Como um tal estado de coisas era absolutamente insustentável, resolveram mandar reparar a canalização e proceder á ampliação da nascente, situada em pleno ribeiro. Pena foi que antes da efectivação de tais obras, não houvesse a preocupação de estudar as consequências da referida ampliação, nem tão pouco tivessem o bom senso de mandar analisar a água. Agora, durante a estiagem, nas águas turvas que saem das bicas do Cano, navegam as mais variadas castas da vermes e de outra bicharada.

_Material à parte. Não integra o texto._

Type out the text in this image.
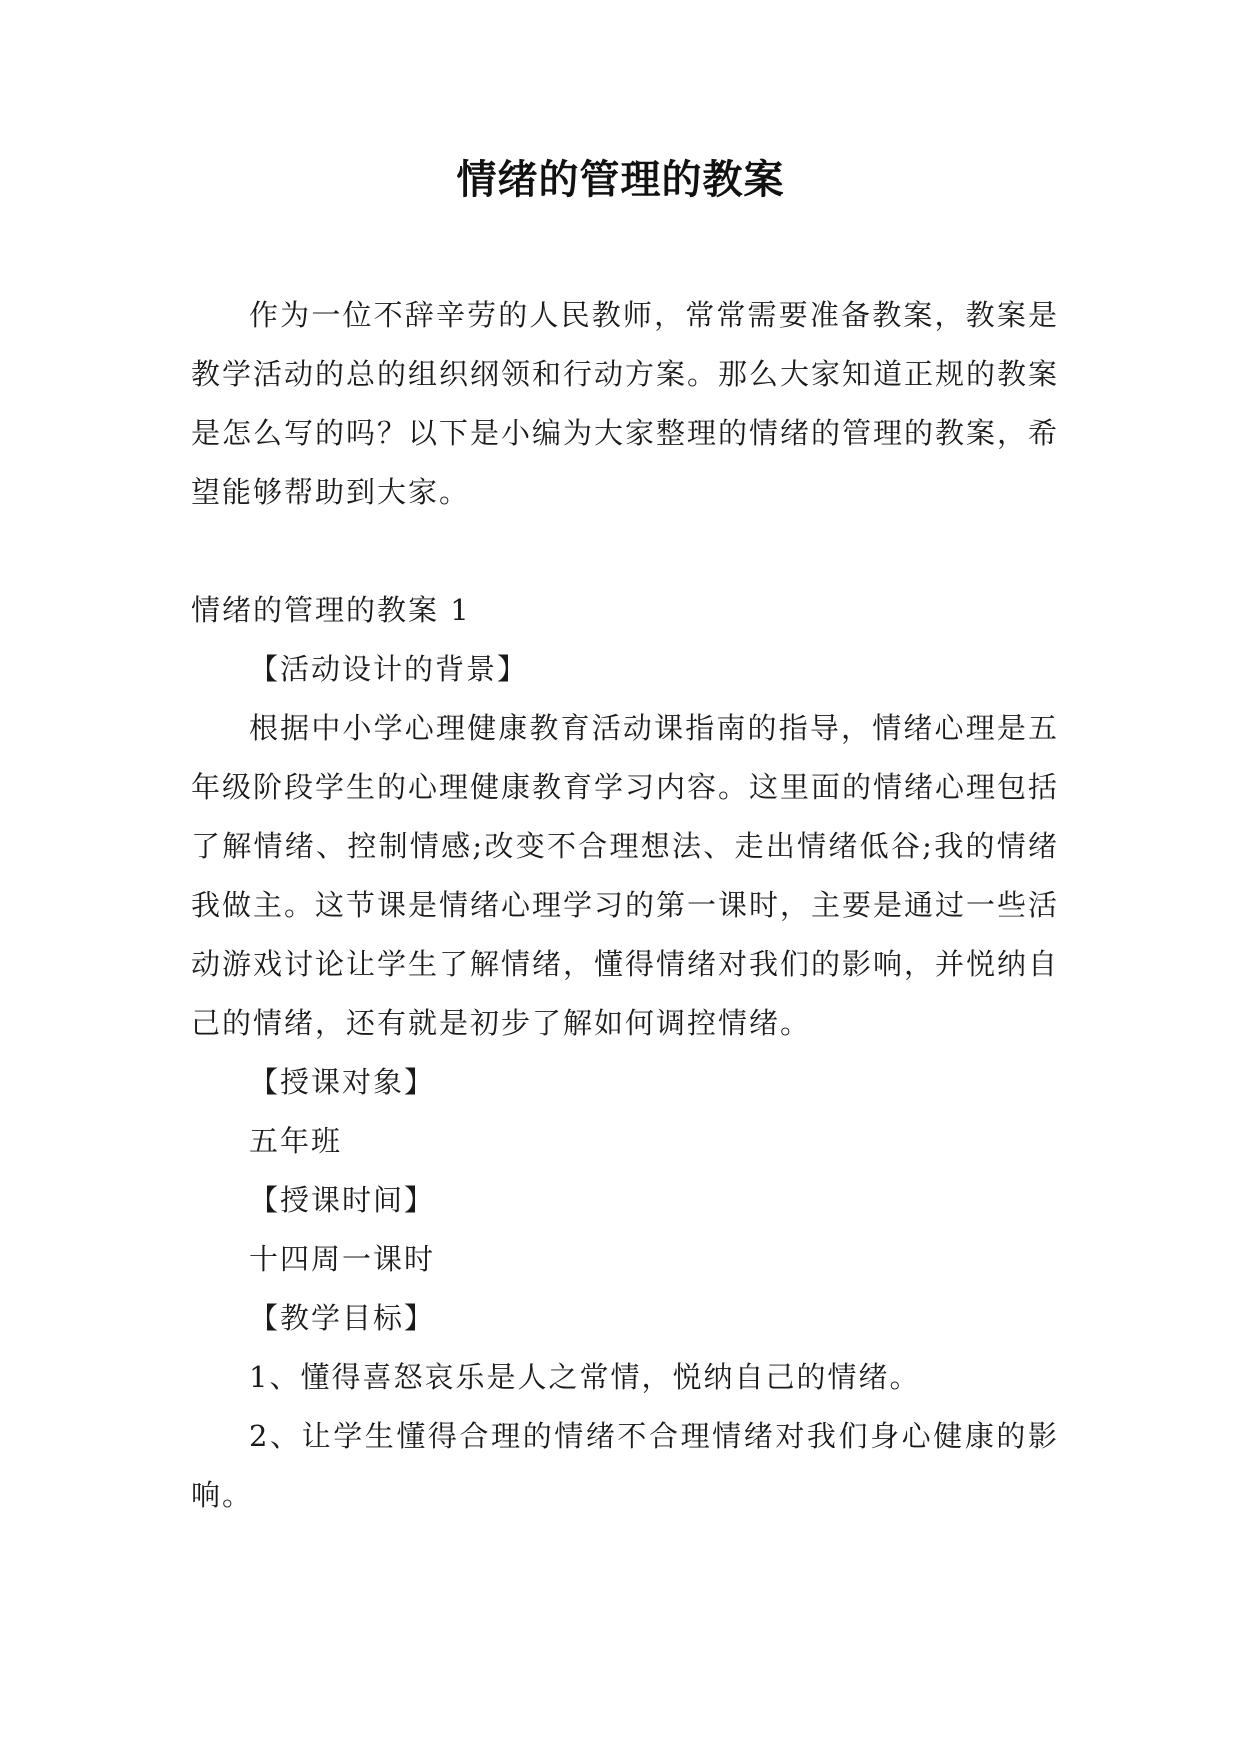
情绪的管理的教案

作为一位不辞辛劳的人民教师，常常需要准备教案，教案是教学活动的总的组织纲领和行动方案。那么大家知道正规的教案是怎么写的吗？以下是小编为大家整理的情绪的管理的教案，希望能够帮助到大家。

情绪的管理的教案 1

【活动设计的背景】

根据中小学心理健康教育活动课指南的指导，情绪心理是五年级阶段学生的心理健康教育学习内容。这里面的情绪心理包括了解情绪、控制情感;改变不合理想法、走出情绪低谷;我的情绪我做主。这节课是情绪心理学习的第一课时，主要是通过一些活动游戏讨论让学生了解情绪，懂得情绪对我们的影响，并悦纳自己的情绪，还有就是初步了解如何调控情绪。

【授课对象】

五年班

【授课时间】

十四周一课时

【教学目标】

1、懂得喜怒哀乐是人之常情，悦纳自己的情绪。

2、让学生懂得合理的情绪不合理情绪对我们身心健康的影响。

E as abnegadas mulheres são obrigadas a colocar na boca dos seus cântaros panos a servir de filtros, para que os indesejáveis navegantes não fundeiem nas entranhas da pobre gente...
Quer dizer: estas ampliações, longe de resolverem a falta de água que se fazia sentir, aumentaram muito o seu grau de insalubridade!

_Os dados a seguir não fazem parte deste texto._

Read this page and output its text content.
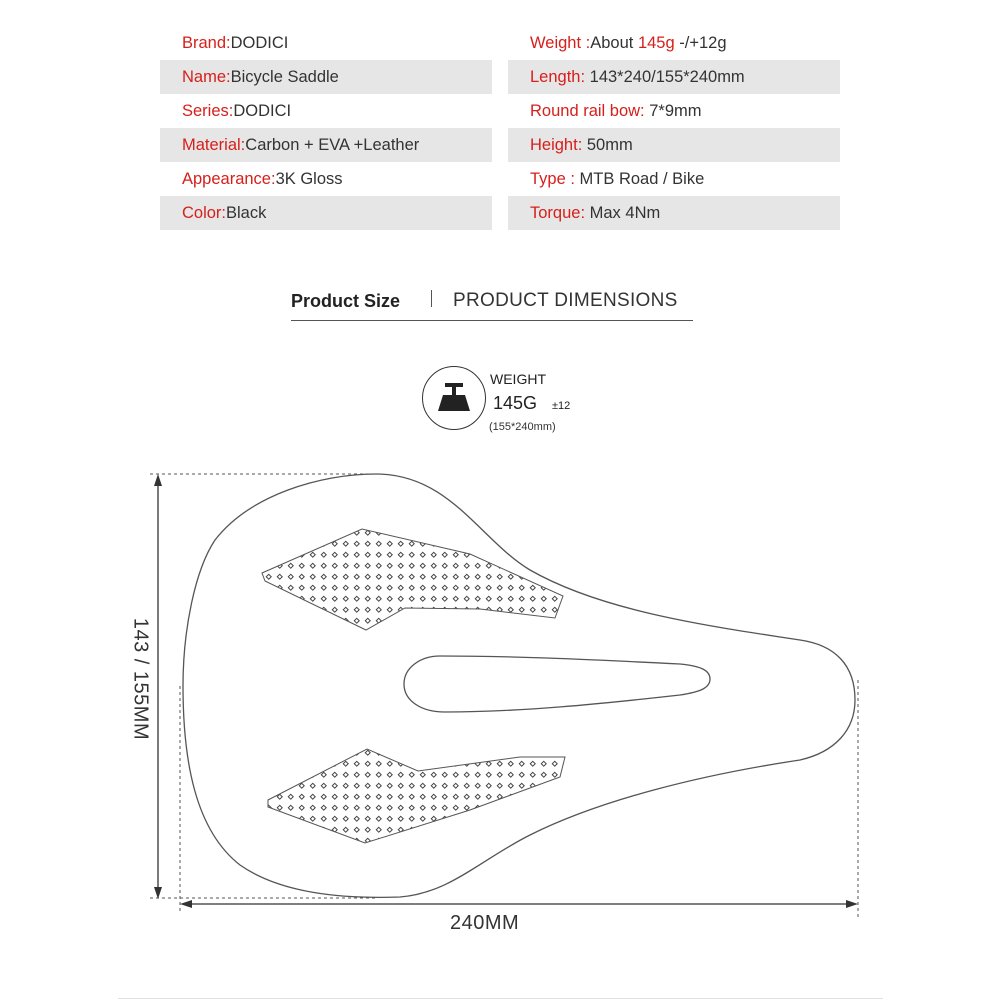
Brand:DODICI
Name:Bicycle Saddle
Series:DODICI
Material:Carbon + EVA +Leather
Appearance:3K Gloss
Color:Black
Weight :About 145g -/+12g
Length: 143*240/155*240mm
Round rail bow: 7*9mm
Height: 50mm
Type : MTB Road / Bike
Torque: Max 4Nm
Product Size	PRODUCT DIMENSIONS
WEIGHT
145G ±12
(155*240mm)
240MM
143 / 155MM
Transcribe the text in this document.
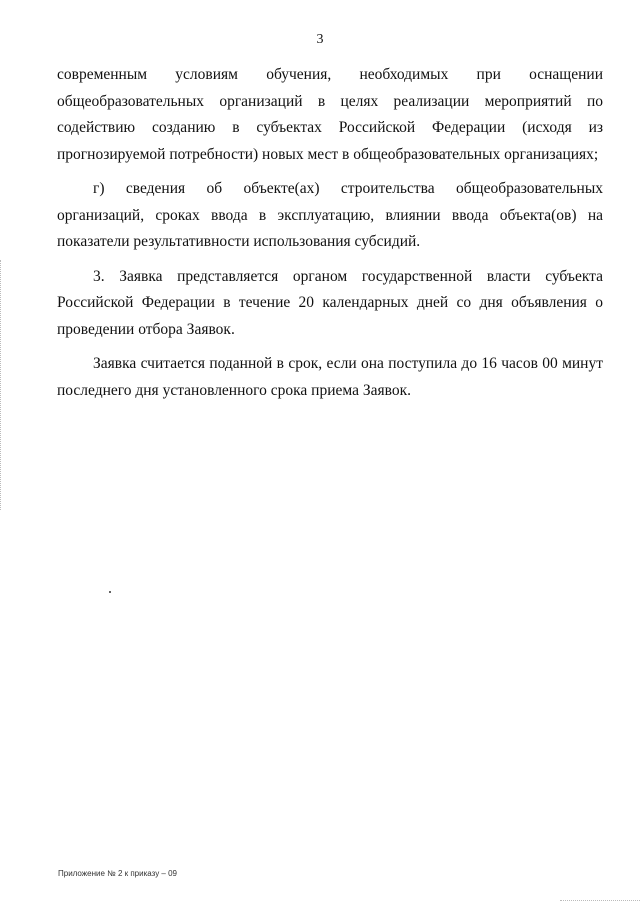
3

современным условиям обучения, необходимых при оснащении общеобразовательных организаций в целях реализации мероприятий по содействию созданию в субъектах Российской Федерации (исходя из прогнозируемой потребности) новых мест в общеобразовательных организациях;

г) сведения об объекте(ах) строительства общеобразовательных организаций, сроках ввода в эксплуатацию, влиянии ввода объекта(ов) на показатели результативности использования субсидий.

3. Заявка представляется органом государственной власти субъекта Российской Федерации в течение 20 календарных дней со дня объявления о проведении отбора Заявок.

Заявка считается поданной в срок, если она поступила до 16 часов 00 минут последнего дня установленного срока приема Заявок.

Приложение № 2 к приказу – 09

Mas será que a Natureza foi assim tão pouco generosa com a população das Mós?
Não! Nas encostas da Gricha existem três nascentes, donde brota água pura e cristalina que, depois de correr pelas empinadas ladeiras, vai desperdiças-se nas quebradas do Sambado. Ainda que a saúde das populações não seja um valor discutível em termos meramente económicos (como querem alguns), estamos em crer que o aproveitamento dessas águas não seria empreendimento de grande monta, dado que a Gricha fica, relativamente, a curta distância do Cano e o terreno sempre descendente, evitaria despesas com a elevação das águas.
A finalizar deixam-se aqui duas angustiantes perguntas:
Para quando a solução deste grave problema?

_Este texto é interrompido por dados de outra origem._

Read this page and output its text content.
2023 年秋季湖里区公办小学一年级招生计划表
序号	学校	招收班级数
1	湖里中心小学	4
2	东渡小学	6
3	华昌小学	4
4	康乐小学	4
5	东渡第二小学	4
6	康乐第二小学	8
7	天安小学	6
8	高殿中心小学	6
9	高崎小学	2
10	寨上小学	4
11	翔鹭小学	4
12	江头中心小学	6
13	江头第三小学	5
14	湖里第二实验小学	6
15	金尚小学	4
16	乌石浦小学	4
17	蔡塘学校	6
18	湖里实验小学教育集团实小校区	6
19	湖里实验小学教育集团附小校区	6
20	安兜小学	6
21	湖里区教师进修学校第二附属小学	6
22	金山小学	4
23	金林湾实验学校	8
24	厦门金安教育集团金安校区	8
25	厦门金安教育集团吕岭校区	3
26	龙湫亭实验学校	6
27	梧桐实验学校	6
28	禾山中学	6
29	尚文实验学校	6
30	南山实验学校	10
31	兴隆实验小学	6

Quando tirarão as Mós do marasmo em que caiu?
G. Q.

* Artigo publicado em “O Fozcoense” (o único jornal então existente na região) em 16 de Junho de 1968, a pedido de um grupo de mosenses que (depois do medo o ter levado a recusar subscrever um “abaixo assinado”) me pediu para publicar este artigo que, por “precaução”, assinei somente com aquelas duas iniciais.
E ainda há quem tenha saudades dos medos e das mil atribulações desses tempos !!!

José Gomes Quadrado

Comments:
A afirmação de uma Terra está na sua gente, seja ela muito ou pouco populosa. Não é por ser uma terra em plena desertificação, que as Mós deixa de se afirmar cada vez mais, quer no contexto concelhio, quer a nível nacional. A cada dia que passa esta terra é uma surpresa.
Se uma terra vale pelo seu passado e a sua história. Cada vez mais me convenço, que resultará numa grande obra a compilação dos textos alusivos às Mós escritos pelo amigo José Quadrado complementados com as imagens minuciosamente feitas pelo Carlos Pedro.
Será que não é possível um trabalho destes? O desfio está feito.